The resignations from Besiktas were widely ridiculed on Turkish social media.

Ahmet Davutoglu, the former prime minister, tweeted: “Fans said 'down with the govt'. Bahceli misunderstood again and renounced his Besiktas membership.” 

“At least someone resigned from somewhere,” said Metin Ergun, MP for the southwestern city of Mugla, in response to MHP’s announcement. 

“It's great that those who were nowhere to be seen for 10 days after the earthquake renounced their Besiktas membership in 10 minutes,” tweeted Turkish football pundit Ugur Karakullukcu.

Some football clubs disagreed with the protests.
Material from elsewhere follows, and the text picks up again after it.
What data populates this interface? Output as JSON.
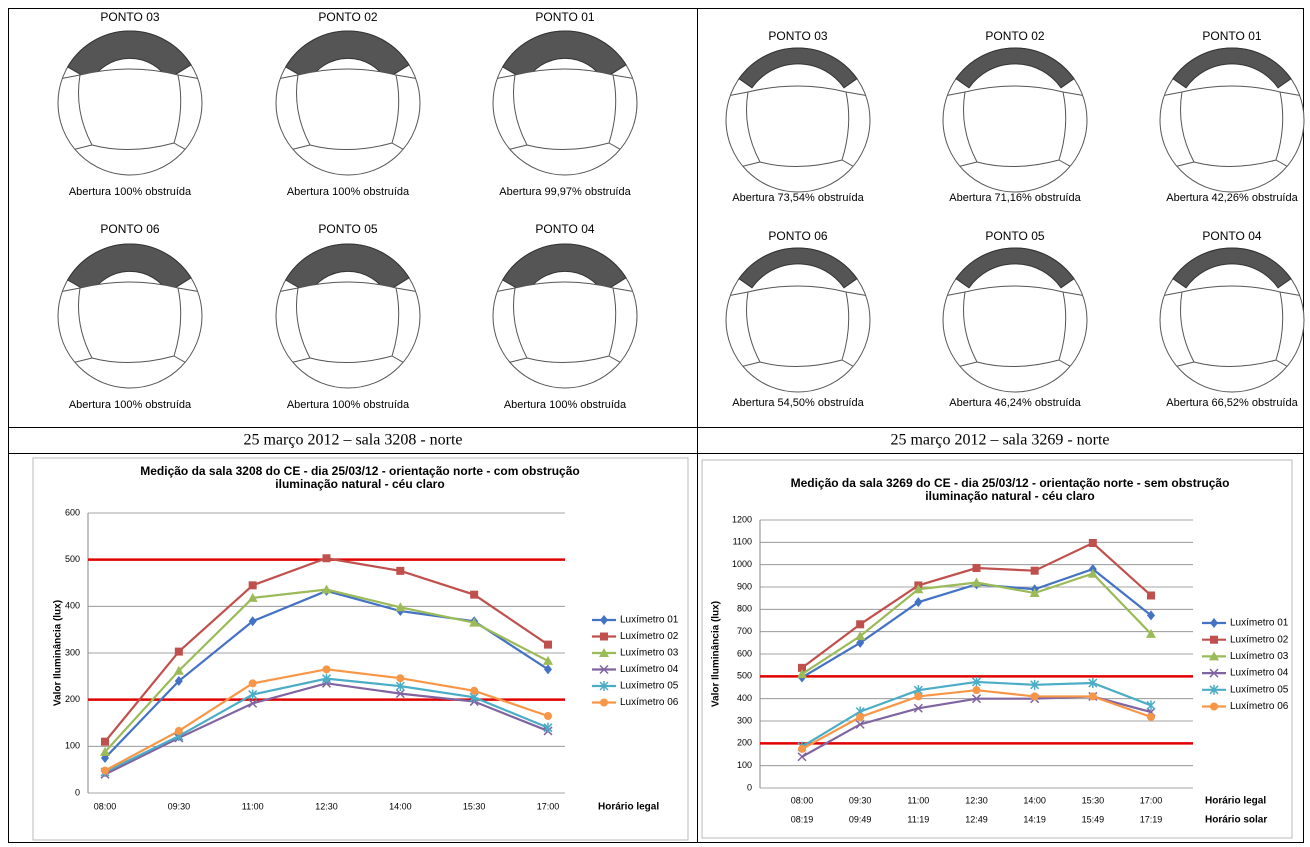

Caykur Rizespor, which is based in Rize, Erdogan’s ancestral hometown, called the protests “provocative acts” and branded protesters “sewer rats” in a statement on Twitter.

“If anyone wants to conduct politics, there will be elections in the coming days,” Interior Minister Suleyman Soylu said.

The Union of Clubs, which represents every team in Turkey’s top league, released a statement calling for politics to be kept out of football grounds, which was read as an implicit condemnation of the calls for the government to resign. 

The official Twitter account of Fenerbahce retweeted the statement, adding that they would assist efforts to help earthquake-hit areas with “all our might”.

Riot police deployed

At a separate demonstration in Istanbul, riot police moved swiftly to detain protesters, who were handcuffed and dragged into police buses. 

Dozens of members and supporters of the leftist opposition Workers' Party of Turkey were detained in central Istanbul on Sunday at an anti-government protest, the party said.

Three weeks after the devastating earthquakes, which left 1.5 million homeless, public anger and opposition towards Erdogan is growing, months before he faces the toughest parliamentary and presidential elections of his 20 years in power.

Turkey’s president has toured shattered cities, promising rapid reconstruction and punishment for constructors who skirted safety regulations, however this may not be enough to convince angry survivors who say emergency rescue teams were too slow to deploy, Reuters reported.